New! Mothers who have or have had breast cancer. Participants are mothers who have/have had breast cancer and have either fresh or frozen breastmilk they are willing to donate. For more information about this study, and to participate, call Beth Punska at (413) 545-0813, or email.
African American mothers study: Participants are African American nursing mothers who live anywhere in the U.S. This study is funded by the Avon Foundation for Women. For more information about this study, and to participate, call Beth Punska at (413) 545-0813, or email.
Breast Biopsy study: Participants are nursing mothers who are expecting to have a breast biopsy, and live anywhere in the U.S. This study has been funded by the Department of Defense. For more information about this study, and to participate, contact Dr. Sarah Lenington, Recruitment Coordinator, at (413) 545-1037, or by email.
Colostrum study: Participants are nursing mothers expecting to have a home birth, living within a 50 mile radius of Amherst, Massachusetts. Participants donate a sample of colostrum and a sample of breastmilk at 1 month postpartum. For more information about this study, and to participate, contact Tanya Lieberman at (413) 570-0587, or by email.
How to participate: Contact us through the information below. If you qualify to participate in the study you will be asked to complete a consent form and a questionnaire, and to donate a breastmilk sample(s). If you are participating in the biopsy study and donating a sample from outside of our area, your sample will be sent by overnight mail at no expense to you.
How your privacy is protected: Every effort will be made to protect your privacy. Your name will not be used in any of the research reports or publications prepared with results obtained from this study. All information obtained in this study that identifies who you are will be recorded with a code number, and all studies are approved by the Institutional Review Board of the University of Massachusetts.

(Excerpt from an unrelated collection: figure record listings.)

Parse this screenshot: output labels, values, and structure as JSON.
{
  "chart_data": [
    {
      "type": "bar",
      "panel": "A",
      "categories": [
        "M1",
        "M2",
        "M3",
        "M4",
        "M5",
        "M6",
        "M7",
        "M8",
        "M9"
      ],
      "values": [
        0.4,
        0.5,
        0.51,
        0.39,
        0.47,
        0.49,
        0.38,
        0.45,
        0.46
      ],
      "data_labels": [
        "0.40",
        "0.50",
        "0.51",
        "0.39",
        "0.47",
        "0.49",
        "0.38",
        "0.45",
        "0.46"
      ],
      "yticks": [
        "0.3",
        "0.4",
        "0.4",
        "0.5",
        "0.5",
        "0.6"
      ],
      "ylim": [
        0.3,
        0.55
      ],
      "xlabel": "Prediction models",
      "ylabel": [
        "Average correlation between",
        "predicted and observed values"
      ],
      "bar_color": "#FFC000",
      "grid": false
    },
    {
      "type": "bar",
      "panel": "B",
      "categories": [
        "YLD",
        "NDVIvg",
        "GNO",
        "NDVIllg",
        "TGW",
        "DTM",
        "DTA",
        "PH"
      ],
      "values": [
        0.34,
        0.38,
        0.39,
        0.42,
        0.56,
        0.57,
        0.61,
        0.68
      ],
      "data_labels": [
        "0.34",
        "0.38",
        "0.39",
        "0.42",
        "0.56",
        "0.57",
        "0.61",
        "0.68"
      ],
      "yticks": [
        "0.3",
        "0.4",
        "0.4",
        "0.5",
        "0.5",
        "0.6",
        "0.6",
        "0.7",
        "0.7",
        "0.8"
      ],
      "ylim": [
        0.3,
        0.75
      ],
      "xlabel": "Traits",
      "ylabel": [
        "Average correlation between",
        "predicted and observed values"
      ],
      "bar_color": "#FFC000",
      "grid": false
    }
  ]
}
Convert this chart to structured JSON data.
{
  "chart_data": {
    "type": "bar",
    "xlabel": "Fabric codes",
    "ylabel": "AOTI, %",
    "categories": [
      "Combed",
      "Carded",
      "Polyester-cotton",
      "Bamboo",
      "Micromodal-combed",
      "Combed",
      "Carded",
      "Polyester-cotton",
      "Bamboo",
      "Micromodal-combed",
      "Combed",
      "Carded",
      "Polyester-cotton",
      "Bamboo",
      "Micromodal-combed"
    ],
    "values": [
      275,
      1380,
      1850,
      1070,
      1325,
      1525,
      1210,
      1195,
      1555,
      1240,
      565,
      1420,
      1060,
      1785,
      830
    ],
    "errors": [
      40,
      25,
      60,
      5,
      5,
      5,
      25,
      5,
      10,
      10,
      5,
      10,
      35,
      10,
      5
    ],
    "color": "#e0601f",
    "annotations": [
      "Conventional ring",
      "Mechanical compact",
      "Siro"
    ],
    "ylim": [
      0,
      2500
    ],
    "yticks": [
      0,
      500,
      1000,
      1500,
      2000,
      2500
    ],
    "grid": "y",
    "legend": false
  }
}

Benefits of this research: Currently there is no good way to assess a woman's risk of getting breast cancer. For example, although family history is an important risk factor for developing breast cancer, most women who develop cancer have no family history, and most women with a family history do not develop breast cancer.
Our hope is that by examining molecular changes in cells found in breastmilk associated with various breast problems, we will be able to develop a specific, individualized tool for assessing an individual woman's risk of contracting this disease.
Knowledge of the molecular changes in the breast cells that occur may be helpful in developing preventative and theraputic strategies for all women.